I have found a lot of UK websites for them.  Does anyone know of any Irish based ones OR stockists in Kerry / Limerick where I might get them?
Thanks..


----------



## DavyJones (18 Oct 2009)

PT, did you ever manage to get them?


----------



## Plek Trum (20 Oct 2009)

Yes - very cheaply (and efficiently) from www.bodyjewellery.co.uk (or .com / or similar sounding site). Very cheap prices, free delivery to Ireland and had them within 48 hours of ordering. Ordered them for Halloween.... ooeeooo!


----------



## truthseeker (20 Oct 2009)

How did they feel to wear?

I got some off ebay a few years back but they hurt my eyes like mad to wear them so I gave it up as a bad job.

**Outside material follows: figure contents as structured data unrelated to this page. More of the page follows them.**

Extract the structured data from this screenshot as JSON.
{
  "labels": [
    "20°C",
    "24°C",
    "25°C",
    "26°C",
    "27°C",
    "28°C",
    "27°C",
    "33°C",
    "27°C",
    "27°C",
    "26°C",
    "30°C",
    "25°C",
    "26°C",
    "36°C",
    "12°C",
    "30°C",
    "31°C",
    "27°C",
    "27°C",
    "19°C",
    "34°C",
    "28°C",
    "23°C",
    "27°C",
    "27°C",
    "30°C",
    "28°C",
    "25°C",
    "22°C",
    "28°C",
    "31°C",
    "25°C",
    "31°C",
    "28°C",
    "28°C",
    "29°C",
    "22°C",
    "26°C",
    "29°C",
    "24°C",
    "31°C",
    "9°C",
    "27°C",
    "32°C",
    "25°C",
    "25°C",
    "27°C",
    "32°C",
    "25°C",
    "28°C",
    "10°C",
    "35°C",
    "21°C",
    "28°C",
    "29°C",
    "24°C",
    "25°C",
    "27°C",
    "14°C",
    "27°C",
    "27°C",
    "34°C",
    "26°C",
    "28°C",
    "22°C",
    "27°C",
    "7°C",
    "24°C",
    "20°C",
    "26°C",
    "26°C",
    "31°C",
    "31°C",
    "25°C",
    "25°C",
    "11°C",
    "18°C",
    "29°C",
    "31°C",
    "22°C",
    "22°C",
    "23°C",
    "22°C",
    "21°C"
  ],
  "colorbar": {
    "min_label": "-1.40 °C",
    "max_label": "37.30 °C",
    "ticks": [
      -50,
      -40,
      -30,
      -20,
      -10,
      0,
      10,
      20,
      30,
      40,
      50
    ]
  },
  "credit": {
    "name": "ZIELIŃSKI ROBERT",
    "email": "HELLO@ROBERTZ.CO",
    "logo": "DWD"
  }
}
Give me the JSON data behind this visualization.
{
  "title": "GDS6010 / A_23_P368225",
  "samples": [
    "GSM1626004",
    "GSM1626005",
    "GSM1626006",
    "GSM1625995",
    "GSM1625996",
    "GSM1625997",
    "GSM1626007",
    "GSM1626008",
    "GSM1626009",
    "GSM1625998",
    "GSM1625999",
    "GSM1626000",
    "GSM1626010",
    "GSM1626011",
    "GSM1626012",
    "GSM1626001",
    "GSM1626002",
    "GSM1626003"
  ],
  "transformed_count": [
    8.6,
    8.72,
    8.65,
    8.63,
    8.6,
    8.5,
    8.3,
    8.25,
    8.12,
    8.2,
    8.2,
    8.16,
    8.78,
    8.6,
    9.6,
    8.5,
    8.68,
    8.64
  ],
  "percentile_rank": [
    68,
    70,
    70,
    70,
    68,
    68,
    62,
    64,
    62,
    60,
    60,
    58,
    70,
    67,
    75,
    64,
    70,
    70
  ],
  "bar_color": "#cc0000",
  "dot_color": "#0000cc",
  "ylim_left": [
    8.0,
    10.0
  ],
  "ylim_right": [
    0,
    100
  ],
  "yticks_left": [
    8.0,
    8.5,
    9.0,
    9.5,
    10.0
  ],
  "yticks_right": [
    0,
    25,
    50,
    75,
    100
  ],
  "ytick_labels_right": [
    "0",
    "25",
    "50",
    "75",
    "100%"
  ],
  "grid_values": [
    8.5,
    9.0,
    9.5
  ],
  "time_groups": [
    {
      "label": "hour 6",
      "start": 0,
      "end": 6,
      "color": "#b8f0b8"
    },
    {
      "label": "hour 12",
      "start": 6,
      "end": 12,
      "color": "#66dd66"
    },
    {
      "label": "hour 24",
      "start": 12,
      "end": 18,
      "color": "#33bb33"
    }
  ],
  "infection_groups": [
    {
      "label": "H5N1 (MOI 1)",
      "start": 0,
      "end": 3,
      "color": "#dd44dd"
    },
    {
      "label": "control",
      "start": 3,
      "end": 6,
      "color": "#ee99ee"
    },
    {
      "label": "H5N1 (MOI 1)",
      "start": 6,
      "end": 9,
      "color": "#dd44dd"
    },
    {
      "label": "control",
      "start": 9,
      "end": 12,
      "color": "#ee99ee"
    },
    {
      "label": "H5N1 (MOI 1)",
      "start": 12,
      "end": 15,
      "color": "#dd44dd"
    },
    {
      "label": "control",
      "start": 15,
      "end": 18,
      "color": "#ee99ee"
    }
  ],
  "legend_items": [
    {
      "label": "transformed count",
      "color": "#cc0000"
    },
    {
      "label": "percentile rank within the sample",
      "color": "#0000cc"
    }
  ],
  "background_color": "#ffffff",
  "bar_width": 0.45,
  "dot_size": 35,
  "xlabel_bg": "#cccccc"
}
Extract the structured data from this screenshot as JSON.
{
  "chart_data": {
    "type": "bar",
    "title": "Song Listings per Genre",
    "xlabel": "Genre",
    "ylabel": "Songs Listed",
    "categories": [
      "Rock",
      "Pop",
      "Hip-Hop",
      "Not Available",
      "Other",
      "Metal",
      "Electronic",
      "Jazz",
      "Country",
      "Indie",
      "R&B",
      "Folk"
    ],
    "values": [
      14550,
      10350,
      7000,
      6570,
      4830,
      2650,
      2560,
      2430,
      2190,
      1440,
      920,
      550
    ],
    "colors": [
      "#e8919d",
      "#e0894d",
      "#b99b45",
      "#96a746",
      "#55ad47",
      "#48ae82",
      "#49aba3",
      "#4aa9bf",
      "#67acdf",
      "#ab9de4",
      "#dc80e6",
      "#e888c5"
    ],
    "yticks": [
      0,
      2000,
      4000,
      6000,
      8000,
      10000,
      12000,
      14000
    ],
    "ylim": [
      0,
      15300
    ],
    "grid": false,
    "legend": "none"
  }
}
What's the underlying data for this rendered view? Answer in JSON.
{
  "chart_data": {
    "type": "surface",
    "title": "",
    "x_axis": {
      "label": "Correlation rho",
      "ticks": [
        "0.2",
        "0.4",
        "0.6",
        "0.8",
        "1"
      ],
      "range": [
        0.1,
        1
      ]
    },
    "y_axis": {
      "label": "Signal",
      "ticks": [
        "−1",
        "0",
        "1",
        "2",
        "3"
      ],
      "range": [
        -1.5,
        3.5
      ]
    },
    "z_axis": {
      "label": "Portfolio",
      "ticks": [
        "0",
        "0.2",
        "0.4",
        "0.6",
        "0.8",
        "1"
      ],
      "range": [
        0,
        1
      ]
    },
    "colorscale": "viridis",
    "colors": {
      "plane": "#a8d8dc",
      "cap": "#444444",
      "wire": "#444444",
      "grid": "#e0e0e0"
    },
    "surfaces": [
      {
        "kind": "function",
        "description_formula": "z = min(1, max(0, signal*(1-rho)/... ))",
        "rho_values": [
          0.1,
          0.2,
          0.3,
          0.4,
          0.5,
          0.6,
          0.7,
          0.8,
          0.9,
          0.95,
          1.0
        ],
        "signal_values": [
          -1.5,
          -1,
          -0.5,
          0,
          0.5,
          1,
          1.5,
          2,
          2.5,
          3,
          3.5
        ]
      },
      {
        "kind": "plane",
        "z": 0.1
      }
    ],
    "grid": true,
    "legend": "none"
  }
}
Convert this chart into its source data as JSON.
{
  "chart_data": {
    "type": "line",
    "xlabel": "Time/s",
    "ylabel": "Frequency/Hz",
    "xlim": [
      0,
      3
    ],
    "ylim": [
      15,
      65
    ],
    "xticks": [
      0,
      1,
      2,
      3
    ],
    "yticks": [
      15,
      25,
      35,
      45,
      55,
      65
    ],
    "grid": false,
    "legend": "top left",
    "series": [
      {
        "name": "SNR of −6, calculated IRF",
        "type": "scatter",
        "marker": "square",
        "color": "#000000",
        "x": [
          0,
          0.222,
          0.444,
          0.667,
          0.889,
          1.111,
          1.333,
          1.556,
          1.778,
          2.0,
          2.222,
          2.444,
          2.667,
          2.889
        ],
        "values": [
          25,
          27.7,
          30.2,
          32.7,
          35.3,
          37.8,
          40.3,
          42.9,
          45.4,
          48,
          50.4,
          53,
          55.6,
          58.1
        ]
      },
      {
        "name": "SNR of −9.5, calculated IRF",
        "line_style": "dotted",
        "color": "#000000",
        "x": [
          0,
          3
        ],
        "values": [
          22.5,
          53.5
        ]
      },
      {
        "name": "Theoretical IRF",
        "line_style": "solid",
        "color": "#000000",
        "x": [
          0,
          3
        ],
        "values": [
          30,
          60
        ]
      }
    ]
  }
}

I subsequently spoke to an optician about it and she indicated one could damage ones eyes if not 'measured' for contacts - no idea how true that it.


----------



## DavyJones (20 Oct 2009)

Thanks PT, have never wore them before, all of Truthseekers questions apply to me also.


----------



## Plek Trum (21 Oct 2009)

It was www.bodyjewelleryshop.com   - I didnt wear them, got them for my sister but I have a set for Halloween.  Haven't tried them in yet, don't usually wear contacts so I can't comment on how comfortable they may be.  Have a an early halloween party this Saturday so will report back on Wednesday - hopefully all postitive!


----------



## truthseeker (21 Oct 2009)

Plek Trum said:


> It was www.bodyjewelleryshop.com - I didnt wear them, got them for my sister but I have a set for Halloween. Haven't tried them in yet, don't usually wear contacts so I can't comment on how comfortable they may be. Have a an early halloween party this Saturday so will report back on Wednesday - hopefully all postitive!


 
We shall await your verdict on comfort with bated breath! Also will be wanting to hear of the reactions of other party goers to your different eyes!


----------



## Plek Trum (28 Oct 2009)

Great weekend, excellent party BUT I left out the lenses! Im not a contact lens wearer but got one in easy enough but I was 'aware' of it so took it out again as I knew it would preoccupy me for the night. Lenses were very soft and easy to use and went in fine once I got a hand on the technique, I just felt they weren't for me. Looked good though (if you count the one eye and ten minute test run!)


----------



## truthseeker (28 Oct 2009)

Plek Trum said:


> Great weekend, excellent party BUT I left out the lenses! Im not a contact lens wearer but got one in easy enough but I was 'aware' of it so took it out again as I knew it would preoccupy me for the night. Lenses were very soft and easy to use and went in fine once I got a hand on the technique, I just felt they weren't for me. Looked good though (if you count the one eye and ten minute test run!)


 
Thanks for the update Plek Trum - totally understand what you mean about being 'aware', thats what happened me when i tried before and the 'awareness' became irritation after an hour or so.


----------